If I’m slower in Spanish, at least I don’t complain. Nothing bothers me too much. When a wasp lands on me as I scrub dirt off my clothes at the basin, I let it crawl about as it pleases. When the guaguas (babies) start crying for no apparent reason, I ignore their crocodile tears the way their mothers know to do. When we don’t have enough water in the house to wash the dishes, brush our teeth, or wash ourselves, that’s fine, I can wait.
But sometimes my US side asserts itself. One night, too tired to help my brother with his homework, I got in bed and started reading a new book. It was intoxicating. I couldn’t stop reading, though I had to use the red light of a headlamp squished under my pillow so as not to leak too much light into my other family members’ rooms. The transportation to a different world was a relief from an ache that Ecuadorian me didn’t know existed. An ache of lack of privacy, but mostly of lack of expression. My Spanish is now good enough that I understand almost everything my family members and coworkers say, but I can’t hear the beauty in it. And I certainly can’t turn a phrase myself. I have one, maybe two ways to say what I want, and rarely do I have a sense of their different connotations. But in English! Fluency is a massive gift that I didn’t really appreciate until I had to go for days at a time without it. As I sat in bed, I saw spaceships grinding to a halt, red and white binary stars revolving in the vacuum, aliens watching human miners fall from the sky. Looking a little farther up, I saw the same red light reflecting dully off my cement block walls and I fell to earth.

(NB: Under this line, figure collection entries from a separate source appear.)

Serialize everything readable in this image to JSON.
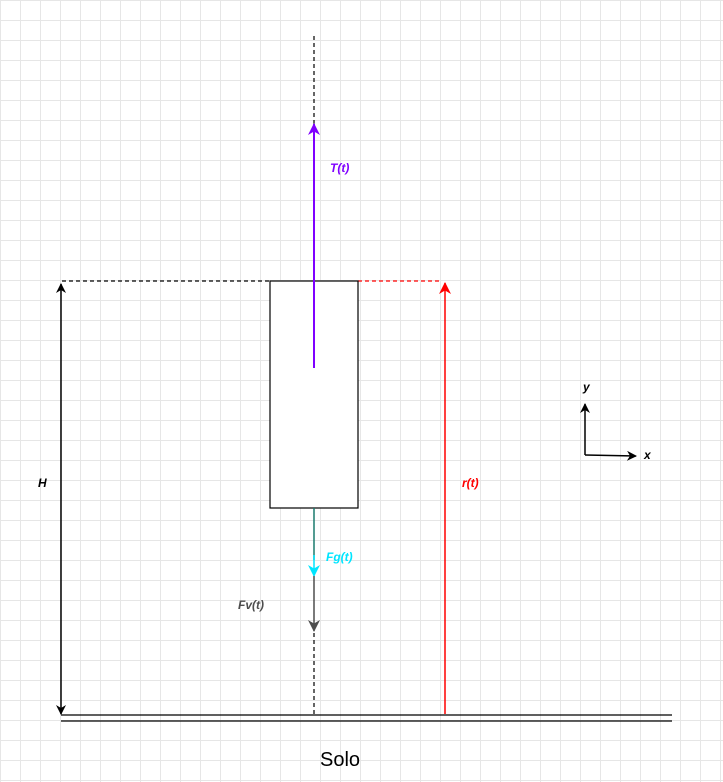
{
  "labels": {
    "thrust": "T(t)",
    "gravity_force": "Fg(t)",
    "drag_force": "Fv(t)",
    "height": "H",
    "position": "r(t)",
    "axis_x": "x",
    "axis_y": "y",
    "ground": "Solo"
  },
  "colors": {
    "thrust": "#7f00ff",
    "gravity_force": "#00e5ff",
    "gravity_stem": "#1a7a6e",
    "drag_force": "#4d4d4d",
    "position": "#ff0000",
    "black": "#000000"
  }
}
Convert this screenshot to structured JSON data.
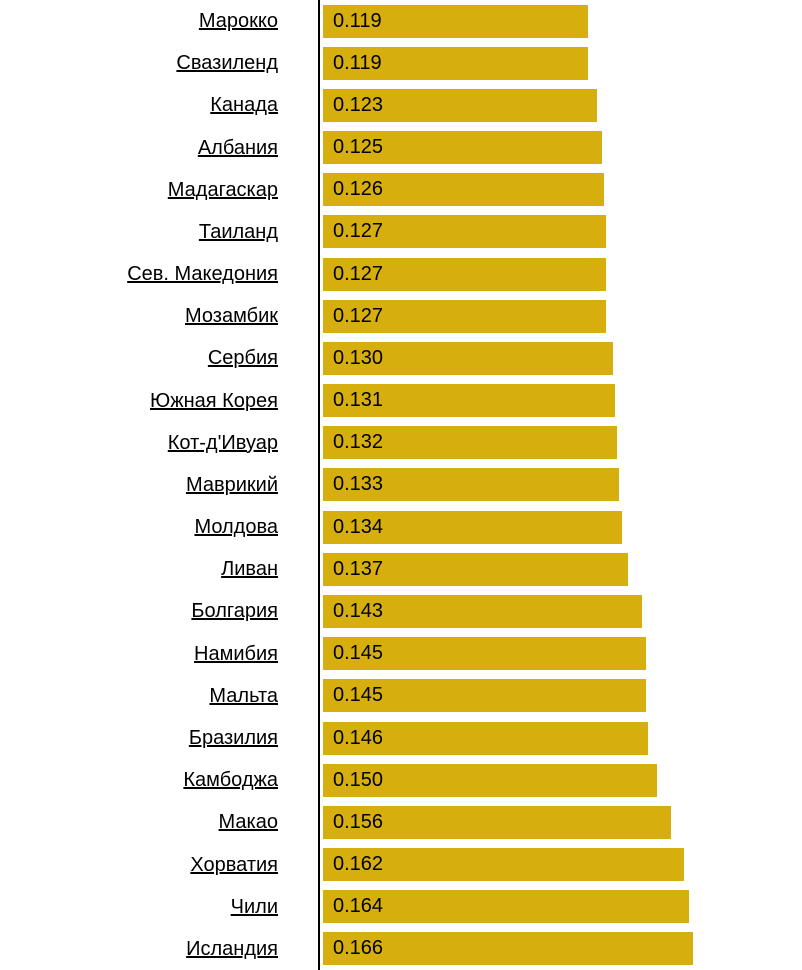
{
  "page": {
    "background_color": "#ffffff"
  },
  "chart_data": {
    "type": "bar",
    "orientation": "horizontal",
    "title": "",
    "xlabel": "",
    "ylabel": "",
    "legend_position": "none",
    "grid": false,
    "xlim": [
      0,
      0.2154
    ],
    "bar_color": "#D6AF0E",
    "axis_color": "#000000",
    "label_color": "#000000",
    "value_text_color": "#000000",
    "categories": [
      "Марокко",
      "Свазиленд",
      "Канада",
      "Албания",
      "Мадагаскар",
      "Таиланд",
      "Сев. Македония",
      "Мозамбик",
      "Сербия",
      "Южная Корея",
      "Кот-д'Ивуар",
      "Маврикий",
      "Молдова",
      "Ливан",
      "Болгария",
      "Намибия",
      "Мальта",
      "Бразилия",
      "Камбоджа",
      "Макао",
      "Хорватия",
      "Чили",
      "Исландия"
    ],
    "values": [
      0.119,
      0.119,
      0.123,
      0.125,
      0.126,
      0.127,
      0.127,
      0.127,
      0.13,
      0.131,
      0.132,
      0.133,
      0.134,
      0.137,
      0.143,
      0.145,
      0.145,
      0.146,
      0.15,
      0.156,
      0.162,
      0.164,
      0.166
    ],
    "value_labels": [
      "0.119",
      "0.119",
      "0.123",
      "0.125",
      "0.126",
      "0.127",
      "0.127",
      "0.127",
      "0.130",
      "0.131",
      "0.132",
      "0.133",
      "0.134",
      "0.137",
      "0.143",
      "0.145",
      "0.145",
      "0.146",
      "0.150",
      "0.156",
      "0.162",
      "0.164",
      "0.166"
    ]
  }
}
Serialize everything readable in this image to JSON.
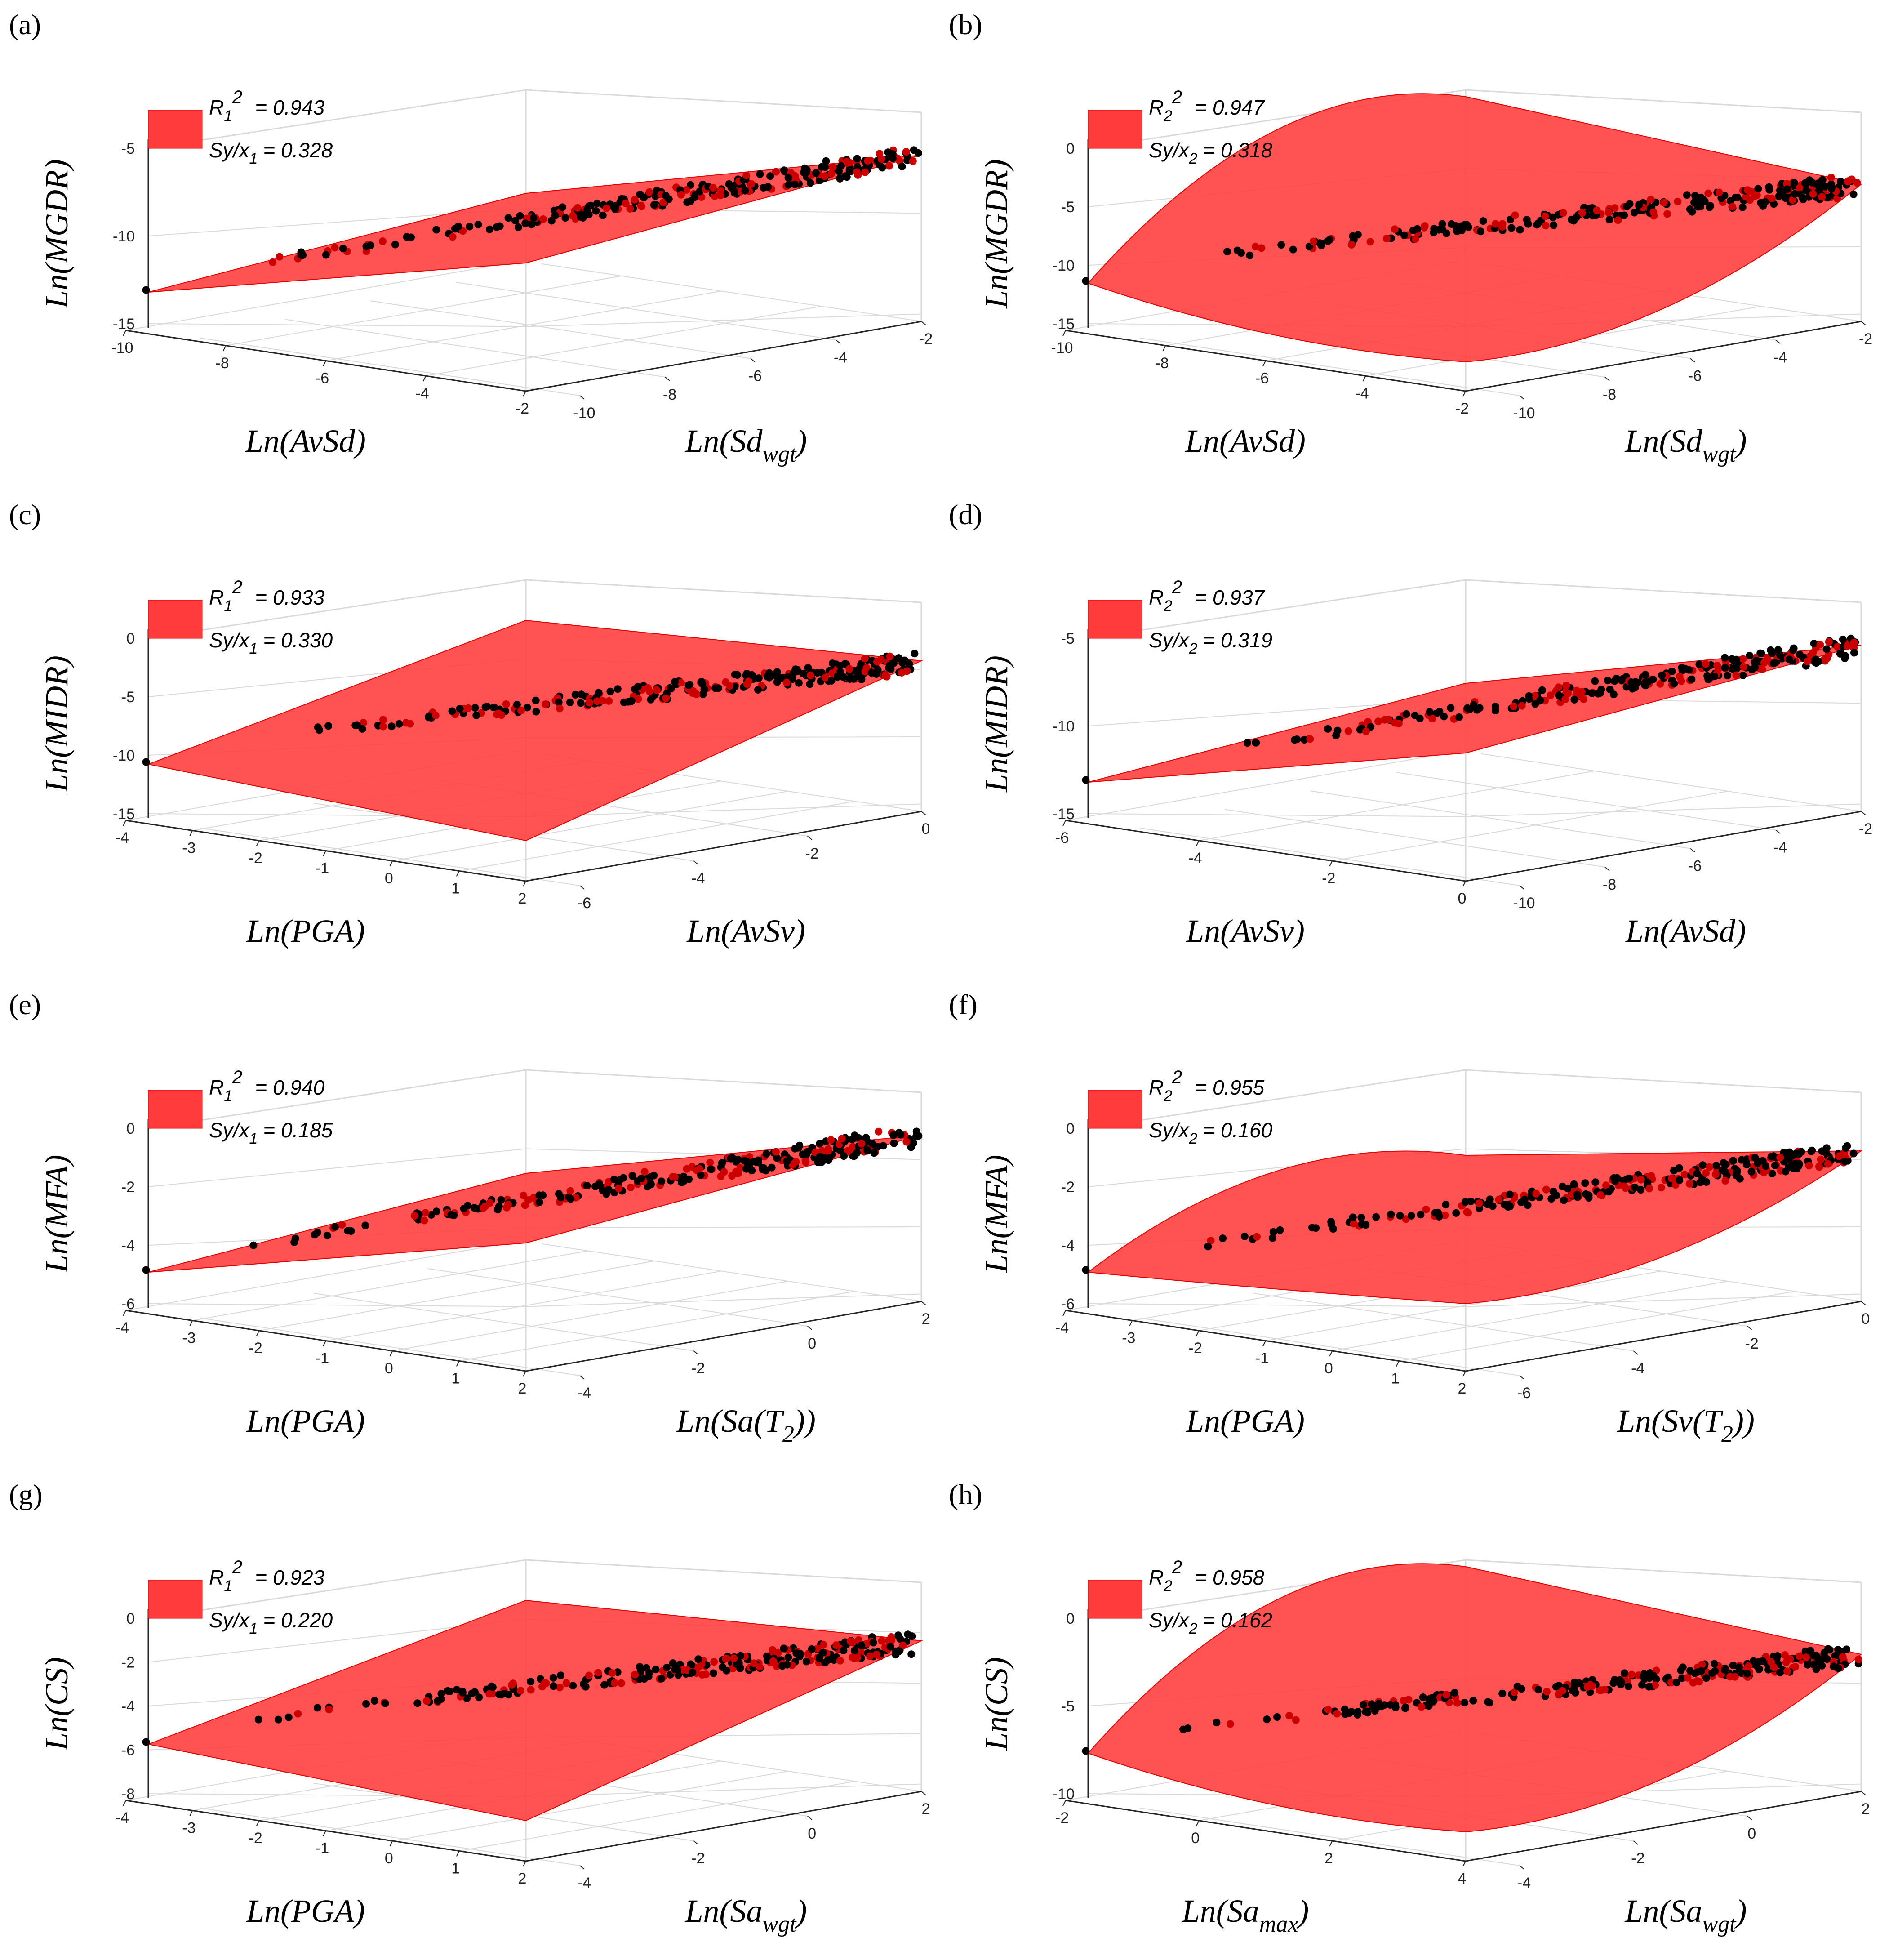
{
  "colors": {
    "surface": "#ff3b3b",
    "surface_edge": "#e00000",
    "point_black": "#000000",
    "point_red": "#cc0000",
    "grid": "#d9d9d9",
    "axis": "#262626"
  },
  "chart_data": [
    {
      "panel": "(a)",
      "type": "surface3d-scatter",
      "zlabel": "Ln(MGDR)",
      "xlabel": {
        "main": "Ln(AvSd)",
        "sub": ""
      },
      "ylabel": {
        "main": "Ln(Sd",
        "sub": "wgt",
        "tail": ")"
      },
      "legend": {
        "r_main": "R",
        "r_sub": "1",
        "r_sup": "2",
        "r_value": "= 0.943",
        "s_main": "Sy/x",
        "s_sub": "1",
        "s_value": "= 0.328"
      },
      "x_ticks": [
        "-10",
        "-8",
        "-6",
        "-4",
        "-2"
      ],
      "y_ticks": [
        "-10",
        "-8",
        "-6",
        "-4",
        "-2"
      ],
      "z_ticks": [
        "-5",
        "-10",
        "-15"
      ],
      "surface_shape": "flat",
      "points_start": [
        -11.6,
        -13.4
      ],
      "points_end": [
        -2.4,
        -4.8
      ]
    },
    {
      "panel": "(b)",
      "type": "surface3d-scatter",
      "zlabel": "Ln(MGDR)",
      "xlabel": {
        "main": "Ln(AvSd)",
        "sub": ""
      },
      "ylabel": {
        "main": "Ln(Sd",
        "sub": "wgt",
        "tail": ")"
      },
      "legend": {
        "r_main": "R",
        "r_sub": "2",
        "r_sup": "2",
        "r_value": "= 0.947",
        "s_main": "Sy/x",
        "s_sub": "2",
        "s_value": "= 0.318"
      },
      "x_ticks": [
        "-10",
        "-8",
        "-6",
        "-4",
        "-2"
      ],
      "y_ticks": [
        "-10",
        "-8",
        "-6",
        "-4",
        "-2"
      ],
      "z_ticks": [
        "0",
        "-5",
        "-10",
        "-15"
      ],
      "surface_shape": "saddle",
      "points_start": [
        -11.6,
        -13.4
      ],
      "points_end": [
        -2.4,
        -4.8
      ]
    },
    {
      "panel": "(c)",
      "type": "surface3d-scatter",
      "zlabel": "Ln(MIDR)",
      "xlabel": {
        "main": "Ln(PGA)",
        "sub": ""
      },
      "ylabel": {
        "main": "Ln(AvSv)",
        "sub": "",
        "tail": ""
      },
      "legend": {
        "r_main": "R",
        "r_sub": "1",
        "r_sup": "2",
        "r_value": "= 0.933",
        "s_main": "Sy/x",
        "s_sub": "1",
        "s_value": "= 0.330"
      },
      "x_ticks": [
        "-4",
        "-3",
        "-2",
        "-1",
        "0",
        "1",
        "2"
      ],
      "y_ticks": [
        "-6",
        "-4",
        "-2",
        "0"
      ],
      "z_ticks": [
        "0",
        "-5",
        "-10",
        "-15"
      ],
      "surface_shape": "plane-wide",
      "points_start": [
        -10.4,
        -12.4
      ],
      "points_end": [
        -3.6,
        -4.6
      ]
    },
    {
      "panel": "(d)",
      "type": "surface3d-scatter",
      "zlabel": "Ln(MIDR)",
      "xlabel": {
        "main": "Ln(AvSv)",
        "sub": ""
      },
      "ylabel": {
        "main": "Ln(AvSd)",
        "sub": "",
        "tail": ""
      },
      "legend": {
        "r_main": "R",
        "r_sub": "2",
        "r_sup": "2",
        "r_value": "= 0.937",
        "s_main": "Sy/x",
        "s_sub": "2",
        "s_value": "= 0.319"
      },
      "x_ticks": [
        "-6",
        "-4",
        "-2",
        "0"
      ],
      "y_ticks": [
        "-10",
        "-8",
        "-6",
        "-4",
        "-2"
      ],
      "z_ticks": [
        "-5",
        "-10",
        "-15"
      ],
      "surface_shape": "flat",
      "points_start": [
        -11.6,
        -12.4
      ],
      "points_end": [
        -3.6,
        -4.8
      ]
    },
    {
      "panel": "(e)",
      "type": "surface3d-scatter",
      "zlabel": "Ln(MFA)",
      "xlabel": {
        "main": "Ln(PGA)",
        "sub": ""
      },
      "ylabel": {
        "main": "Ln(Sa(T",
        "sub": "2",
        "tail": "))"
      },
      "legend": {
        "r_main": "R",
        "r_sub": "1",
        "r_sup": "2",
        "r_value": "= 0.940",
        "s_main": "Sy/x",
        "s_sub": "1",
        "s_value": "= 0.185"
      },
      "x_ticks": [
        "-4",
        "-3",
        "-2",
        "-1",
        "0",
        "1",
        "2"
      ],
      "y_ticks": [
        "-4",
        "-2",
        "0",
        "2"
      ],
      "z_ticks": [
        "0",
        "-2",
        "-4",
        "-6"
      ],
      "surface_shape": "flat",
      "points_start": [
        -4.4,
        -6.3
      ],
      "points_end": [
        0.4,
        0.2
      ]
    },
    {
      "panel": "(f)",
      "type": "surface3d-scatter",
      "zlabel": "Ln(MFA)",
      "xlabel": {
        "main": "Ln(PGA)",
        "sub": ""
      },
      "ylabel": {
        "main": "Ln(Sv(T",
        "sub": "2",
        "tail": "))"
      },
      "legend": {
        "r_main": "R",
        "r_sub": "2",
        "r_sup": "2",
        "r_value": "= 0.955",
        "s_main": "Sy/x",
        "s_sub": "2",
        "s_value": "= 0.160"
      },
      "x_ticks": [
        "-4",
        "-3",
        "-2",
        "-1",
        "0",
        "1",
        "2"
      ],
      "y_ticks": [
        "-6",
        "-4",
        "-2",
        "0"
      ],
      "z_ticks": [
        "0",
        "-2",
        "-4",
        "-6"
      ],
      "surface_shape": "curved",
      "points_start": [
        -4.4,
        -6.4
      ],
      "points_end": [
        0.4,
        0.2
      ]
    },
    {
      "panel": "(g)",
      "type": "surface3d-scatter",
      "zlabel": "Ln(CS)",
      "xlabel": {
        "main": "Ln(PGA)",
        "sub": ""
      },
      "ylabel": {
        "main": "Ln(Sa",
        "sub": "wgt",
        "tail": ")"
      },
      "legend": {
        "r_main": "R",
        "r_sub": "1",
        "r_sup": "2",
        "r_value": "= 0.923",
        "s_main": "Sy/x",
        "s_sub": "1",
        "s_value": "= 0.220"
      },
      "x_ticks": [
        "-4",
        "-3",
        "-2",
        "-1",
        "0",
        "1",
        "2"
      ],
      "y_ticks": [
        "-4",
        "-2",
        "0",
        "2"
      ],
      "z_ticks": [
        "0",
        "-2",
        "-4",
        "-6",
        "-8"
      ],
      "surface_shape": "plane-wide",
      "points_start": [
        -6.2,
        -7.8
      ],
      "points_end": [
        -1.4,
        -1.2
      ]
    },
    {
      "panel": "(h)",
      "type": "surface3d-scatter",
      "zlabel": "Ln(CS)",
      "xlabel": {
        "main": "Ln(Sa",
        "sub": "max",
        "tail": ")"
      },
      "ylabel": {
        "main": "Ln(Sa",
        "sub": "wgt",
        "tail": ")"
      },
      "legend": {
        "r_main": "R",
        "r_sub": "2",
        "r_sup": "2",
        "r_value": "= 0.958",
        "s_main": "Sy/x",
        "s_sub": "2",
        "s_value": "= 0.162"
      },
      "x_ticks": [
        "-2",
        "0",
        "2",
        "4"
      ],
      "y_ticks": [
        "-4",
        "-2",
        "0",
        "2"
      ],
      "z_ticks": [
        "0",
        "-5",
        "-10"
      ],
      "surface_shape": "saddle",
      "points_start": [
        -6.2,
        -7.8
      ],
      "points_end": [
        -1.4,
        -1.4
      ]
    }
  ]
}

It’s important to be a split person right now. My US side carries too many biases from the States to really accept the differences of Kichwa culture. Before I can try to change anything here, I need to understand how my community thinks. I’m one volunteer with an organization of 14, in a community of a hundred or more. If what I have to offer doesn’t show up in a form that they like, the seed won’t take. So for now, I listen. And in time, I hope to see this shell-like persona develop into a full human being, who will have a lot to teach the old me.